Cómo evitar que sus calentadores UHP exploten
Si utiliza lámparas infrarrojas de ultra alta pureza en sus líneas de limpieza química, ya sabe cuán importante es tomar precauciones. Se trata de solventes inflamables y vapores corrosivos que buscan encontrar la forma de entrar en el sistema.
Usar una lámpara estándar en este tipo de instalaciones es como buscar problemas. Una chispa pequeña o una grieta mínima en el tubo de cuarzo pueden causar un desastre.
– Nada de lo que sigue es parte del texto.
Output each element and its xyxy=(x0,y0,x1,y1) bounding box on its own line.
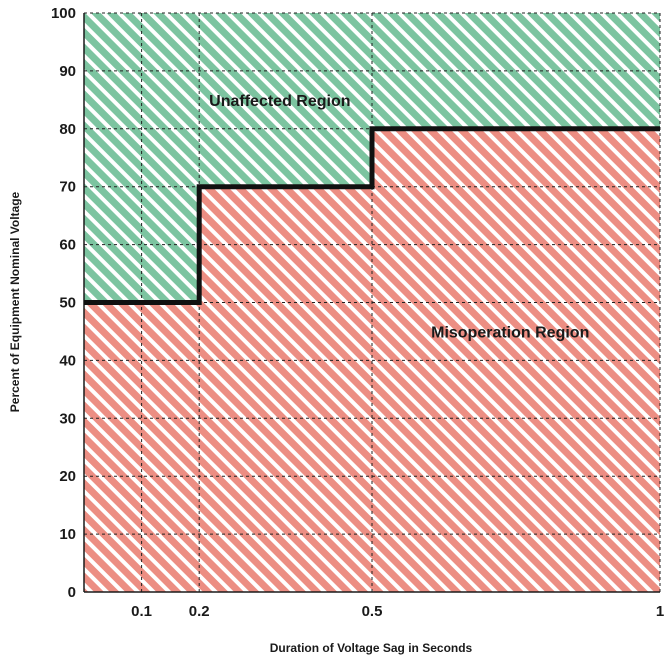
y-tick-label: 100 xyxy=(51,5,76,22)
unaffected-region-label: Unaffected Region xyxy=(209,93,350,110)
x-tick-label: 0.5 xyxy=(362,603,383,620)
y-axis-title: Percent of Equipment Nominal Voltage xyxy=(8,191,22,412)
misoperation-region-label: Misoperation Region xyxy=(431,324,589,341)
x-axis-title: Duration of Voltage Sag in Seconds xyxy=(270,641,473,655)
y-axis-ticks: 0 10 20 30 40 50 60 70 80 90 100 xyxy=(51,5,76,601)
y-tick-label: 10 xyxy=(59,526,76,543)
y-tick-label: 70 xyxy=(59,179,76,196)
y-tick-label: 20 xyxy=(59,468,76,485)
x-axis-ticks: 0.1 0.2 0.5 1 xyxy=(131,603,664,620)
y-tick-label: 40 xyxy=(59,352,76,369)
x-tick-label: 0.1 xyxy=(131,603,152,620)
y-tick-label: 0 xyxy=(68,584,76,601)
y-tick-label: 60 xyxy=(59,237,76,254)
y-tick-label: 80 xyxy=(59,121,76,138)
x-tick-label: 1 xyxy=(656,603,664,620)
x-tick-label: 0.2 xyxy=(189,603,210,620)
y-tick-label: 90 xyxy=(59,63,76,80)
y-tick-label: 50 xyxy=(59,295,76,312)
threshold-boundary-line xyxy=(84,126,660,305)
y-tick-label: 30 xyxy=(59,410,76,427)
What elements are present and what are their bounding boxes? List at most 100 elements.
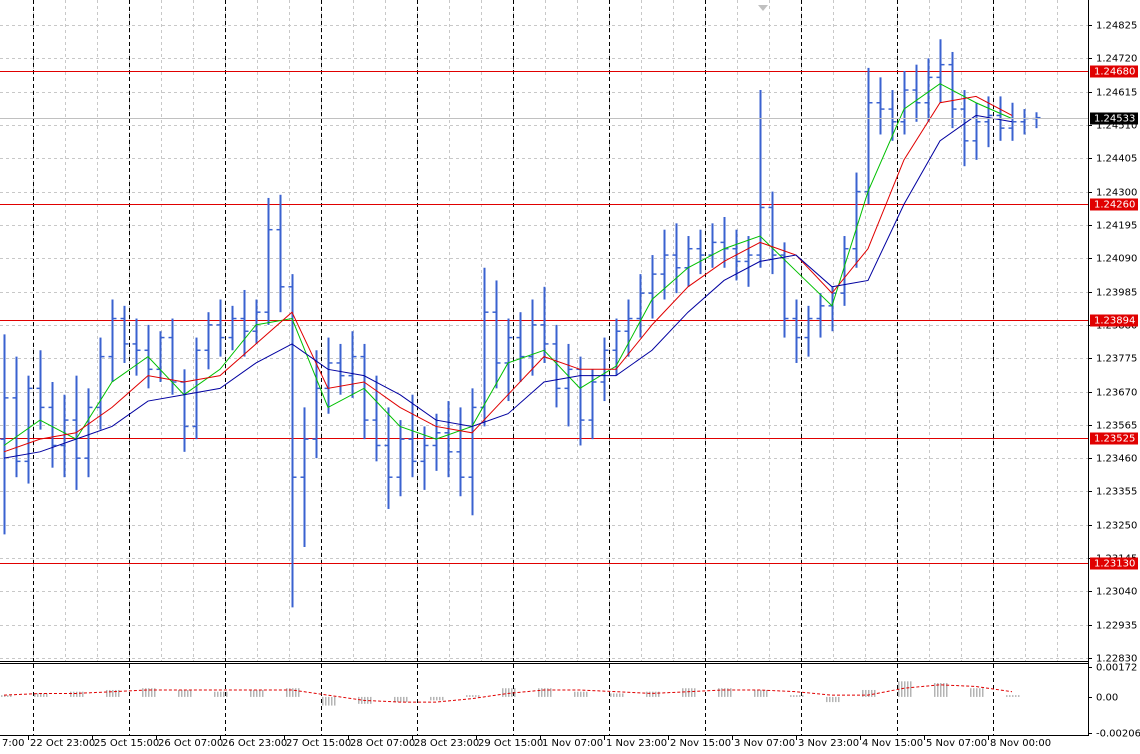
osc-histogram-bar bbox=[478, 695, 480, 697]
osc-histogram-bar bbox=[694, 688, 696, 697]
osc-histogram-bar bbox=[397, 696, 399, 703]
level-label: 1.23130 bbox=[1094, 559, 1135, 570]
moving-average bbox=[3, 114, 1013, 459]
osc-histogram-bar bbox=[148, 688, 150, 697]
osc-histogram-bar bbox=[538, 688, 540, 697]
osc-histogram-bar bbox=[475, 695, 477, 697]
osc-histogram-bar bbox=[763, 689, 765, 697]
osc-histogram-bar bbox=[145, 688, 147, 697]
x-tick-label: 3 Nov 23:00 bbox=[798, 738, 859, 749]
y-tick-label: 1.24405 bbox=[1096, 154, 1137, 165]
y-tick-label: 1.23985 bbox=[1096, 288, 1137, 299]
moving-average bbox=[3, 83, 1013, 446]
osc-histogram-bar bbox=[469, 695, 471, 697]
osc-histogram-bar bbox=[187, 689, 189, 697]
osc-histogram-bar bbox=[361, 696, 363, 704]
osc-histogram-bar bbox=[658, 691, 660, 697]
osc-histogram-bar bbox=[976, 688, 978, 697]
osc-y-tick-label: 0.00172 bbox=[1096, 663, 1137, 674]
osc-histogram-bar bbox=[256, 689, 258, 697]
osc-histogram-bar bbox=[82, 691, 84, 697]
level-label-box bbox=[1090, 557, 1138, 570]
osc-histogram-bar bbox=[76, 691, 78, 697]
osc-histogram-bar bbox=[829, 696, 831, 703]
osc-histogram-bar bbox=[190, 689, 192, 697]
osc-histogram-bar bbox=[766, 689, 768, 697]
osc-histogram-bar bbox=[862, 689, 864, 697]
osc-histogram-bar bbox=[295, 688, 297, 697]
x-tick-label: 26 Oct 23:00 bbox=[222, 738, 287, 749]
osc-histogram-bar bbox=[613, 693, 615, 697]
osc-histogram-bar bbox=[1015, 695, 1017, 697]
osc-histogram-bar bbox=[505, 688, 507, 697]
osc-histogram-bar bbox=[682, 688, 684, 697]
y-tick-label: 1.23460 bbox=[1096, 454, 1137, 465]
osc-histogram-bar bbox=[574, 691, 576, 697]
osc-histogram-bar bbox=[907, 681, 909, 697]
osc-histogram-bar bbox=[718, 688, 720, 697]
osc-histogram-bar bbox=[946, 683, 948, 697]
osc-histogram-bar bbox=[982, 688, 984, 697]
osc-histogram-bar bbox=[466, 695, 468, 697]
level-label-box bbox=[1090, 198, 1138, 211]
osc-histogram-bar bbox=[943, 683, 945, 697]
x-tick-label: 4 Nov 15:00 bbox=[862, 738, 923, 749]
osc-histogram-bar bbox=[580, 691, 582, 697]
osc-histogram-bar bbox=[547, 688, 549, 697]
x-tick-label: 1 Nov 23:00 bbox=[606, 738, 667, 749]
osc-histogram-bar bbox=[322, 696, 324, 706]
level-label-box bbox=[1090, 314, 1138, 327]
osc-histogram-bar bbox=[394, 696, 396, 703]
current-price-box bbox=[1090, 112, 1138, 125]
osc-histogram-bar bbox=[109, 689, 111, 697]
osc-histogram-bar bbox=[472, 695, 474, 697]
layout bbox=[0, 0, 1089, 736]
osc-histogram-bar bbox=[436, 696, 438, 701]
osc-histogram-bar bbox=[934, 683, 936, 697]
osc-histogram-bar bbox=[406, 696, 408, 703]
osc-histogram-bar bbox=[799, 695, 801, 697]
osc-histogram-bar bbox=[910, 681, 912, 697]
osc-histogram-bar bbox=[298, 688, 300, 697]
osc-histogram-bar bbox=[328, 696, 330, 706]
osc-histogram-bar bbox=[904, 681, 906, 697]
osc-histogram-bar bbox=[400, 696, 402, 703]
y-tick-label: 1.24300 bbox=[1096, 188, 1137, 199]
osc-histogram-bar bbox=[37, 693, 39, 697]
osc-histogram-bar bbox=[154, 688, 156, 697]
osc-histogram-bar bbox=[511, 688, 513, 697]
osc-histogram-bar bbox=[1018, 695, 1020, 697]
osc-histogram-bar bbox=[325, 696, 327, 706]
y-tick-label: 1.24825 bbox=[1096, 21, 1137, 32]
osc-histogram-bar bbox=[43, 693, 45, 697]
osc-histogram-bar bbox=[358, 696, 360, 704]
osc-histogram-bar bbox=[970, 688, 972, 697]
osc-signal bbox=[3, 684, 1013, 703]
y-tick-label: 1.24090 bbox=[1096, 254, 1137, 265]
osc-histogram-bar bbox=[940, 683, 942, 697]
y-tick-label: 1.24615 bbox=[1096, 88, 1137, 99]
y-tick-label: 1.22830 bbox=[1096, 654, 1137, 665]
osc-histogram-bar bbox=[112, 689, 114, 697]
osc-histogram-bar bbox=[79, 691, 81, 697]
osc-histogram-bar bbox=[727, 688, 729, 697]
y-tick-label: 1.23250 bbox=[1096, 521, 1137, 532]
osc-histogram-bar bbox=[541, 688, 543, 697]
osc-histogram-bar bbox=[439, 696, 441, 701]
osc-histogram-bar bbox=[214, 691, 216, 697]
x-tick-label: 22 Oct 23:00 bbox=[30, 738, 95, 749]
shift-marker bbox=[758, 5, 768, 11]
moving-average bbox=[3, 95, 1013, 453]
osc-histogram-bar bbox=[1006, 695, 1008, 697]
osc-histogram-bar bbox=[550, 688, 552, 697]
osc-histogram-bar bbox=[262, 689, 264, 697]
osc-histogram-bar bbox=[289, 688, 291, 697]
osc-histogram-bar bbox=[181, 689, 183, 697]
x-tick-label: 3 Nov 07:00 bbox=[734, 738, 795, 749]
level-label: 1.24260 bbox=[1094, 200, 1135, 211]
osc-histogram-bar bbox=[502, 688, 504, 697]
osc-histogram-bar bbox=[286, 688, 288, 697]
osc-histogram-bar bbox=[7, 695, 9, 697]
osc-histogram-bar bbox=[430, 696, 432, 701]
La solución es simple: deje de usar sistemas de calefacción al aire libre. Es necesario colocar todo dentro de una carcasa hermética especializada.
Cómo funciona el sellado
Imagínelo como una capa protectora. El elemento infrarrojo se coloca dentro de una funda hecha de cuarzo o zafiro de alta calidad. Estos materiales son químicamente inertes, lo que significa que no reaccionan con las sustancias nocivas presentes en el área.
Pero no nos limitamos a envolverlo y listo. También utilizamos sellado al vacío o llenamos el espacio con gas inerte. Esto evita que el filamento se oxide, por lo que las lámparas no se quemarán tan fácilmente al estar expuestas a esos gases agresivos.
El verdadero peligro radica en el sellado. Allí es donde suelen ocurrir los fallos. Para evitar que las sustancias químicas penetren en la carcasa, utilizamos sellos de vidrio a metal en los cables de conexión. Es la única forma de garantizar seguridad.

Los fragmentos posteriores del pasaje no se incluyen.